Speaker |
Motoo Tange (University of Tsukuba) |
Title |
Ribbon disk in 4-dimensional handle diagram |
Date |
December 21 (Fri.) 16:00~17:00 |
Place |
Dept. of Mathematics, Sci. Bldg., F415 |
Abstract |
A ribbon disk in S^3 means an immersion of disk that the set of singularities of the disk is interval-type double points and satisfies ribbon condition.
We call the handle diagram containing a holed ribbon disk a PR-diagram (perforated ribbon diagram) and the ribbon disk a PR-disk.
We explain several PR-disk diagram moves for a PR-diagram. As an application of the moves,
we prove any slice knot is the boundary of a regular PR-disk in a handle diagram consisting of modified canceling pairs. |
Speaker |
Yoshikazu Yamaguchi (Akita University) |
Title |
Twisted Alexander invariants and metabelian representations |
Date |
December 14 (Fri.) 16:00~17:00 |
Place |
Dept. of Mathematics, Sci. Bldg., F415 |
Abstract |
It has been revealed that we need non-abelian representations of knot groups to obtain nice applications by the twisted Alexander invariants.
Finding representations is sometimes a difficult aspect of computing the twisted Alexander invariants.
There exist several constructions to make reasonable non-abelian representations which are called metabelian.
In this talk, we explain the constructions and properties of metabelian representations and discuss some applications of the twisted Alexander invariants for metabelian representations. |
Speaker |
Shin Satoh (Kobe University) |
Title |
No 2-knot has regular triple point number four |
Date |
November 30 (Fri.) 16:00~17:00 |
Place |
Dept. of Mathematics, Sci. Bldg., F415 |
Abstract |
We explain how to get the double decker set of a surface-knot diagram from the double point set by using a Gauss diagram with trivalent chords.

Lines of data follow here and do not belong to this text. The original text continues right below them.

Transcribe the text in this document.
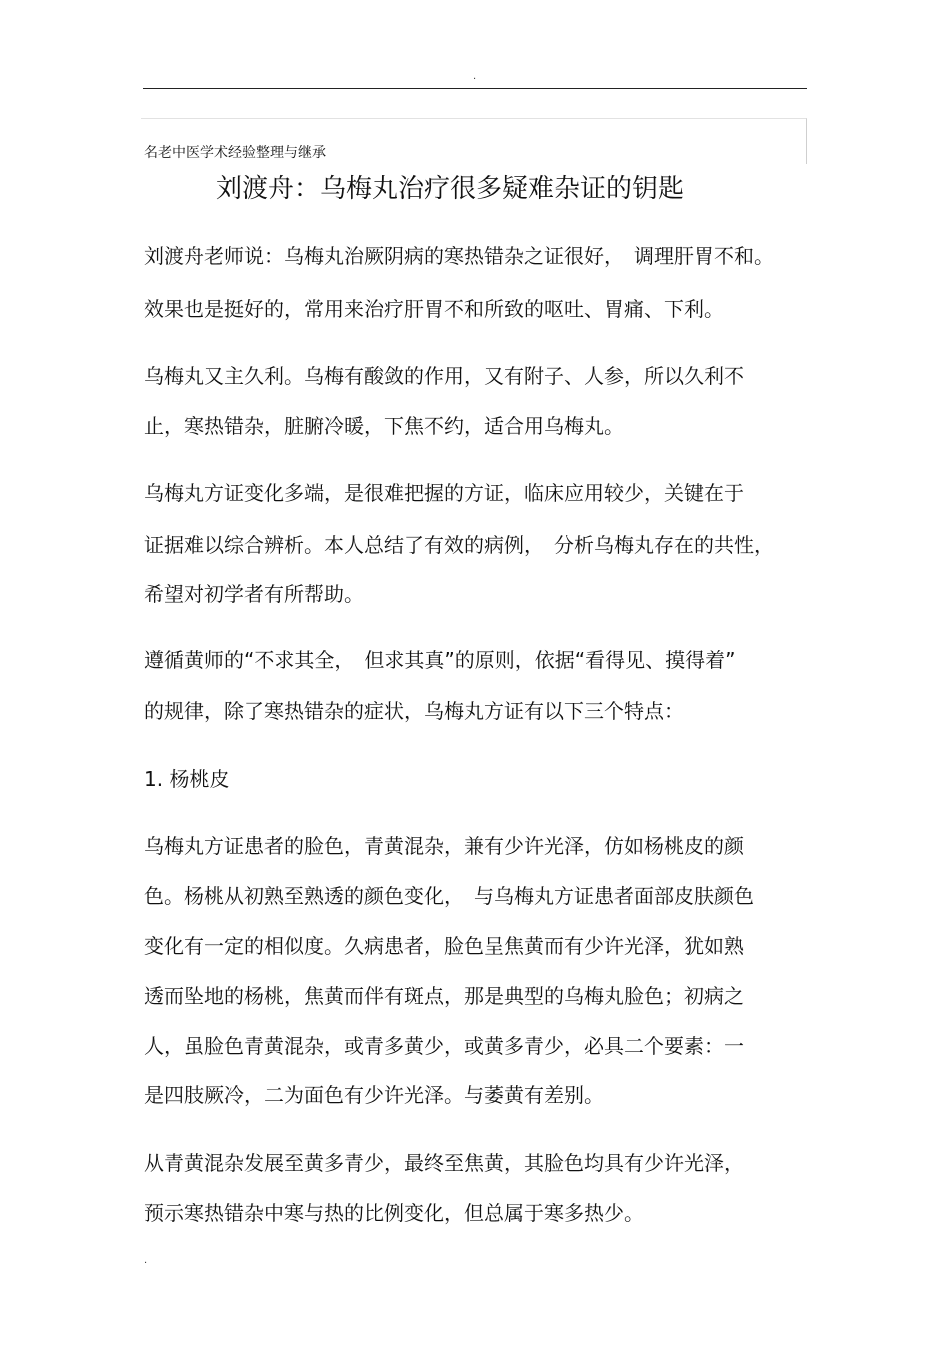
.
名老中医学术经验整理与继承
刘渡舟：乌梅丸治疗很多疑难杂证的钥匙
刘渡舟老师说：乌梅丸治厥阴病的寒热错杂之证很好，　调理肝胃不和。
效果也是挺好的，常用来治疗肝胃不和所致的呕吐、胃痛、下利。
乌梅丸又主久利。乌梅有酸敛的作用，又有附子、人参，所以久利不
止，寒热错杂，脏腑冷暖，下焦不约，适合用乌梅丸。
乌梅丸方证变化多端，是很难把握的方证，临床应用较少，关键在于
证据难以综合辨析。本人总结了有效的病例，　分析乌梅丸存在的共性，
希望对初学者有所帮助。
遵循黄师的“不求其全，　但求其真”的原则，依据“看得见、摸得着”
的规律，除了寒热错杂的症状，乌梅丸方证有以下三个特点：
1. 杨桃皮
乌梅丸方证患者的脸色，青黄混杂，兼有少许光泽，仿如杨桃皮的颜
色。杨桃从初熟至熟透的颜色变化，　与乌梅丸方证患者面部皮肤颜色
变化有一定的相似度。久病患者，脸色呈焦黄而有少许光泽，犹如熟
透而坠地的杨桃，焦黄而伴有斑点，那是典型的乌梅丸脸色；初病之
人，虽脸色青黄混杂，或青多黄少，或黄多青少，必具二个要素：一
是四肢厥冷，二为面色有少许光泽。与萎黄有差别。
从青黄混杂发展至黄多青少，最终至焦黄，其脸色均具有少许光泽，
预示寒热错杂中寒与热的比例变化，但总属于寒多热少。
.
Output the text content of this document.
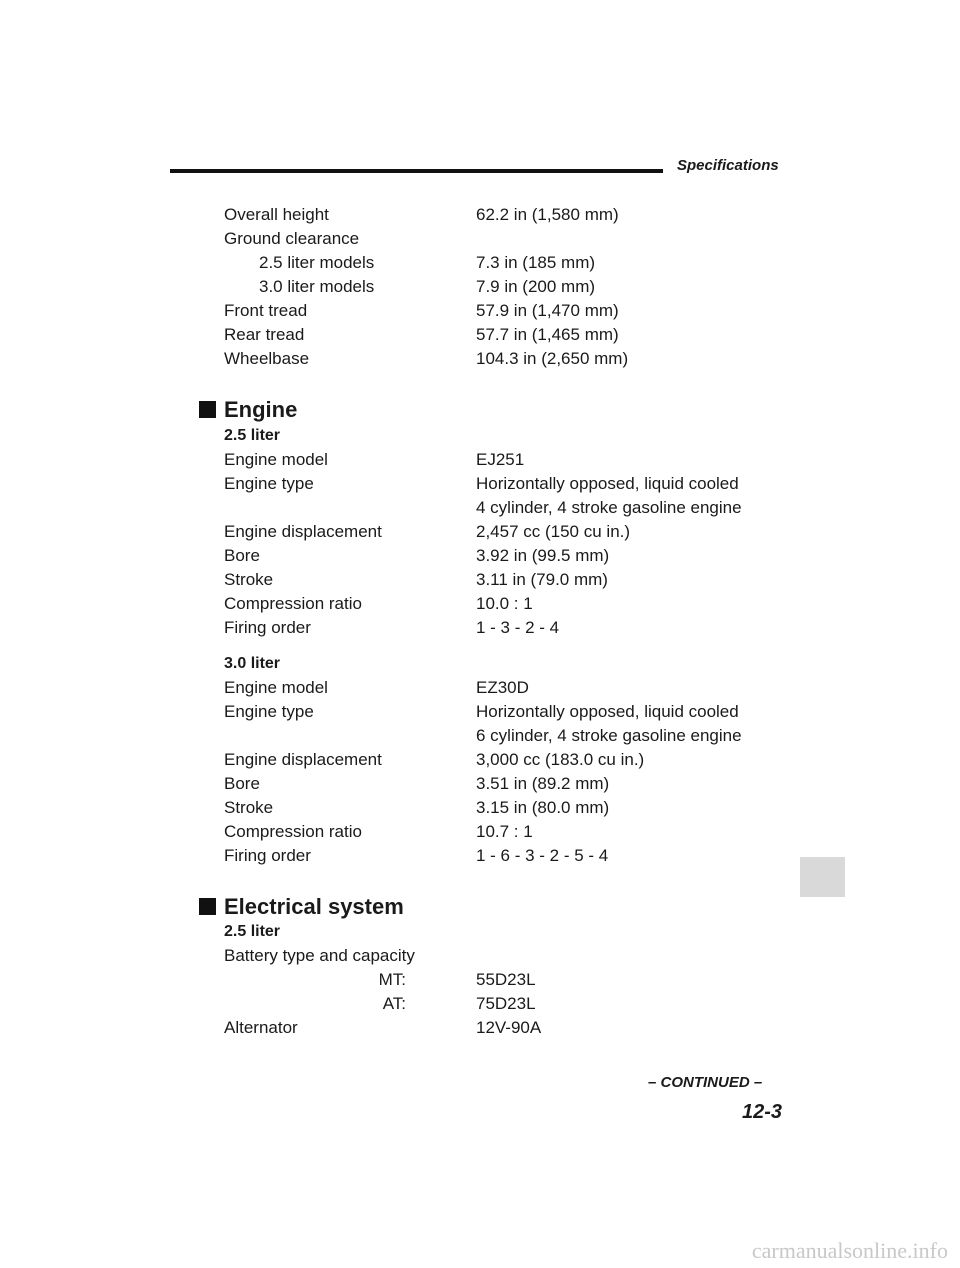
Specifications
Overall height	62.2 in (1,580 mm)
Ground clearance
2.5 liter models	7.3 in (185 mm)
3.0 liter models	7.9 in (200 mm)
Front tread	57.9 in (1,470 mm)
Rear tread	57.7 in (1,465 mm)
Wheelbase	104.3 in (2,650 mm)
Engine
2.5 liter
Engine model	EJ251
Engine type	Horizontally opposed, liquid cooled
4 cylinder, 4 stroke gasoline engine
Engine displacement	2,457 cc (150 cu in.)
Bore	3.92 in (99.5 mm)
Stroke	3.11 in (79.0 mm)
Compression ratio	10.0 : 1
Firing order	1 - 3 - 2 - 4
3.0 liter
Engine model	EZ30D
Engine type	Horizontally opposed, liquid cooled
6 cylinder, 4 stroke gasoline engine
Engine displacement	3,000 cc (183.0 cu in.)
Bore	3.51 in (89.2 mm)
Stroke	3.15 in (80.0 mm)
Compression ratio	10.7 : 1
Firing order	1 - 6 - 3 - 2 - 5 - 4
Electrical system
2.5 liter
Battery type and capacity
MT:	55D23L
AT:	75D23L
Alternator	12V-90A
– CONTINUED –
12-3
carmanualsonline.info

As an application, we give several properties of double point set of a regular 2-knot diagram, and prove that there is no 2-knot whose regular triple point number is equal to four. |
Speaker |
Byeorhi Kim (Kyungpook National University) |
Title |
A study of quandle extensions by cocycles |
Date |
November 9 (Fri.) 16:00~17:00 |
Place |
Dept. of Mathematics, Sci. Bldg., F415 |
Abstract |
In 2003, quandle extensions by cocycles were first introduced by N, Andruskiewitsch, M. Grana and J. S. Carter, M. Elhamdadi, M.A. Nikiforou, M. Saito, respectively.
In 2017, I introduced some sufficient conditions for an operation table to be a quandle, when the operation table is decomposable as sub-tables.
In fact, a quandle extension by the trivial cocycle is one of typical examples with decomposable operation table.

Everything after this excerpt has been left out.